Resolutions, More Or Less

copyright©2010TWMcDermott

I read somewhere a long time ago that the two worst times to make resolutions are New Year's Day and a birthday. Research had shown that these were the times, when you were least likely to make sound judgements, due to the euphoria or despondency surrounding one or both dates.

I liked this idea so much, I immediately resolved not to make resolutions at all, on any day. Consequently, I have never failed to lose that fifteen pounds, save that extra ten thousand, climb Kilimanjaro, or run in any marathons. Despite this lapse, I remain amazingly, some might suggest naively, content.

Thus, I was perplexed, to say the least, when an enthusiastic fan requested to see my list of New Year's Resolutions for 2011. Ever curious, and throwing caution and personal history to the winds, I succumbed to the request and developed what I would call New Year's Aspirations:

1. To impose my own personal tax reform by overcoming all temptations to engage in conversation regarding any form of tax: flat, high, low, income, sales, VAT, progressive, regressive, delinquent, school, property or the aptly named sewer.

2. To never again eat in a restaurant that has no oven in its kitchen, and to refrain from ordering anything on a menu with rose petals in it.

3. To install that electric fence around the file marked "Real Estate."

4. To watch at least one TV show on an actual TV, at its regularly scheduled time, with commercials, without putting it on hold, or making any pretense whatsoever that it is a depiction of reality.

5. To sit back and enjoy the fact that Metro North is able to spend untold millions doing many things to the local station, which had little or no need of doing, and wishing that we'd buy more trains instead. Silly thoughts.

6. To meet fewer people who have written a memoir, are currently writing one, or who are contemplating paying someone to write one for them.


7. To no longer lie awake at night wondering why people merrily part with $50,000 for a year of essentially part-time study in a premium-brand college, while weeping and wailing uncontrollably about their $5,000 local school tax.


8. To overcome any temptation to curate anything, or to be curated.

9. To quit worrying why almost all start-ups never do.


10. To simply accept the rise of The Kardashians and not worry about its meaning. Same for the Karzais.

Bonus. To remind myself why I ceased making resolutions in the first place and to embrace and love my fans while distancing myself from some of their risky advice.

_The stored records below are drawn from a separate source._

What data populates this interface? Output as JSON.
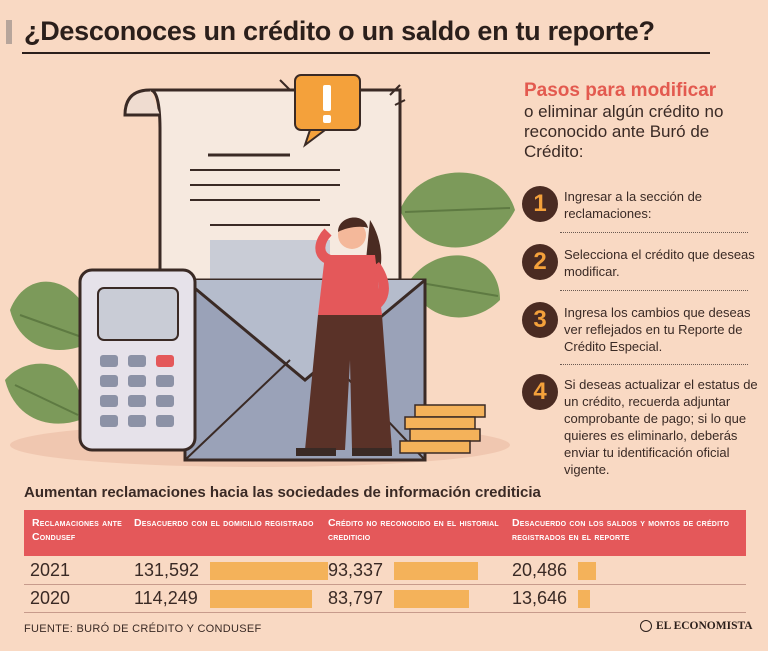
{
  "title": "¿Desconoces un crédito o un saldo en tu reporte?",
  "steps_panel": {
    "heading": "Pasos para modificar",
    "subheading": "o eliminar algún crédito no reconocido ante Buró de Crédito:",
    "steps": [
      {
        "number": "1",
        "text": "Ingresar a la sección de reclamaciones:"
      },
      {
        "number": "2",
        "text": "Selecciona el crédito que deseas modificar."
      },
      {
        "number": "3",
        "text": "Ingresa los cambios que deseas ver reflejados en tu Reporte de Crédito Especial."
      },
      {
        "number": "4",
        "text": "Si deseas actualizar el estatus de un crédito, recuerda adjuntar comprobante de pago; si lo que quieres es eliminarlo, deberás enviar tu identificación oficial vigente."
      }
    ]
  },
  "table": {
    "title": "Aumentan reclamaciones hacia las sociedades de información crediticia",
    "headers": [
      "Reclamaciones ante Condusef",
      "Desacuerdo con el domicilio registrado",
      "Crédito no reconocido en el historial crediticio",
      "Desacuerdo con los saldos y montos de crédito registrados en el reporte"
    ],
    "rows": [
      {
        "year": "2021",
        "values": [
          "131,592",
          "93,337",
          "20,486"
        ],
        "numbers": [
          131592,
          93337,
          20486
        ]
      },
      {
        "year": "2020",
        "values": [
          "114,249",
          "83,797",
          "13,646"
        ],
        "numbers": [
          114249,
          83797,
          13646
        ]
      }
    ],
    "bar_color": "#f4b25a",
    "header_color": "#e4585a"
  },
  "footer": {
    "source": "FUENTE:  BURÓ DE CRÉDITO Y CONDUSEF",
    "brand": "EL ECONOMISTA"
  },
  "colors": {
    "background": "#f9d9c3",
    "accent": "#e35a4f",
    "step_circle": "#4a2b22",
    "step_number": "#f4a13b"
  }
}
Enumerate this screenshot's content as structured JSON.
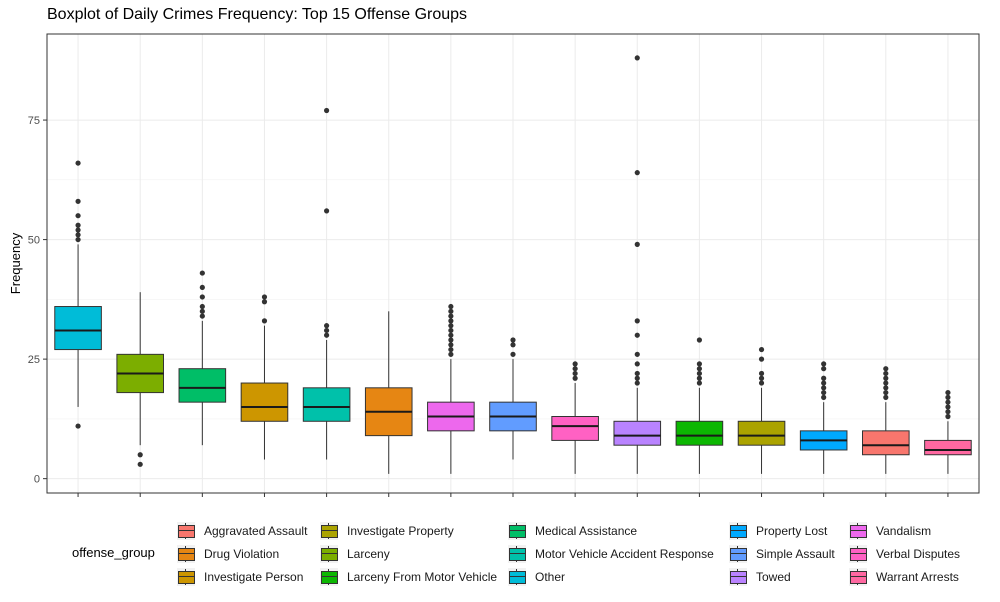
{
  "chart_data": {
    "type": "boxplot",
    "title": "Boxplot of Daily Crimes Frequency: Top 15 Offense Groups",
    "xlabel": "",
    "ylabel": "Frequency",
    "ylim": [
      -3,
      93
    ],
    "yticks": [
      0,
      25,
      50,
      75
    ],
    "grid": true,
    "legend_title": "offense_group",
    "legend_position": "bottom",
    "groups": [
      {
        "name": "Other",
        "color": "#00BCD8",
        "x_order": 1,
        "min": 15,
        "q1": 27,
        "median": 31,
        "q3": 36,
        "max": 49,
        "outliers": [
          11,
          50,
          51,
          52,
          53,
          55,
          58,
          66
        ]
      },
      {
        "name": "Larceny",
        "color": "#7CAE00",
        "x_order": 2,
        "min": 7,
        "q1": 18,
        "median": 22,
        "q3": 26,
        "max": 39,
        "outliers": [
          3,
          5
        ]
      },
      {
        "name": "Medical Assistance",
        "color": "#00BE67",
        "x_order": 3,
        "min": 7,
        "q1": 16,
        "median": 19,
        "q3": 23,
        "max": 33,
        "outliers": [
          34,
          35,
          36,
          38,
          40,
          43
        ]
      },
      {
        "name": "Investigate Person",
        "color": "#CD9600",
        "x_order": 4,
        "min": 4,
        "q1": 12,
        "median": 15,
        "q3": 20,
        "max": 32,
        "outliers": [
          33,
          37,
          38
        ]
      },
      {
        "name": "Motor Vehicle Accident Response",
        "color": "#00C1AA",
        "x_order": 5,
        "min": 4,
        "q1": 12,
        "median": 15,
        "q3": 19,
        "max": 29,
        "outliers": [
          30,
          31,
          32,
          56,
          77
        ]
      },
      {
        "name": "Drug Violation",
        "color": "#E68613",
        "x_order": 6,
        "min": 1,
        "q1": 9,
        "median": 14,
        "q3": 19,
        "max": 35,
        "outliers": []
      },
      {
        "name": "Vandalism",
        "color": "#ED68ED",
        "x_order": 7,
        "min": 1,
        "q1": 10,
        "median": 13,
        "q3": 16,
        "max": 25,
        "outliers": [
          26,
          27,
          28,
          29,
          30,
          31,
          32,
          33,
          34,
          35,
          36
        ]
      },
      {
        "name": "Simple Assault",
        "color": "#619CFF",
        "x_order": 8,
        "min": 4,
        "q1": 10,
        "median": 13,
        "q3": 16,
        "max": 25,
        "outliers": [
          26,
          28,
          29
        ]
      },
      {
        "name": "Verbal Disputes",
        "color": "#FF61C3",
        "x_order": 9,
        "min": 1,
        "q1": 8,
        "median": 11,
        "q3": 13,
        "max": 20,
        "outliers": [
          21,
          22,
          23,
          24
        ]
      },
      {
        "name": "Towed",
        "color": "#B983FF",
        "x_order": 10,
        "min": 1,
        "q1": 7,
        "median": 9,
        "q3": 12,
        "max": 19,
        "outliers": [
          20,
          21,
          22,
          24,
          26,
          30,
          33,
          49,
          64,
          88
        ]
      },
      {
        "name": "Larceny From Motor Vehicle",
        "color": "#0CB702",
        "x_order": 11,
        "min": 1,
        "q1": 7,
        "median": 9,
        "q3": 12,
        "max": 19,
        "outliers": [
          20,
          21,
          22,
          23,
          24,
          29
        ]
      },
      {
        "name": "Investigate Property",
        "color": "#ABA300",
        "x_order": 12,
        "min": 1,
        "q1": 7,
        "median": 9,
        "q3": 12,
        "max": 19,
        "outliers": [
          20,
          21,
          22,
          25,
          27
        ]
      },
      {
        "name": "Property Lost",
        "color": "#00A9FF",
        "x_order": 13,
        "min": 1,
        "q1": 6,
        "median": 8,
        "q3": 10,
        "max": 16,
        "outliers": [
          17,
          18,
          19,
          20,
          21,
          23,
          24
        ]
      },
      {
        "name": "Aggravated Assault",
        "color": "#F8766D",
        "x_order": 14,
        "min": 1,
        "q1": 5,
        "median": 7,
        "q3": 10,
        "max": 16,
        "outliers": [
          17,
          18,
          19,
          20,
          21,
          22,
          23
        ]
      },
      {
        "name": "Warrant Arrests",
        "color": "#FF68A1",
        "x_order": 15,
        "min": 1,
        "q1": 5,
        "median": 6,
        "q3": 8,
        "max": 12,
        "outliers": [
          13,
          14,
          15,
          16,
          17,
          18
        ]
      }
    ],
    "legend_items": [
      [
        "Aggravated Assault",
        "Drug Violation",
        "Investigate Person"
      ],
      [
        "Investigate Property",
        "Larceny",
        "Larceny From Motor Vehicle"
      ],
      [
        "Medical Assistance",
        "Motor Vehicle Accident Response",
        "Other"
      ],
      [
        "Property Lost",
        "Simple Assault",
        "Towed"
      ],
      [
        "Vandalism",
        "Verbal Disputes",
        "Warrant Arrests"
      ]
    ]
  }
}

Ed Note: A slightly different version of this post ran in the 1/17/10 print and online edition of The Rye (NY) Record: http://www.ryerecord.com/ , Page A17, where the author is a regular columnist, and as some few brave and wise souls might say, humorist. Please try to remain calm while navigating the paper's "unusual" online system. It is, apparently, state of the art, but only if that state's capital is Albany.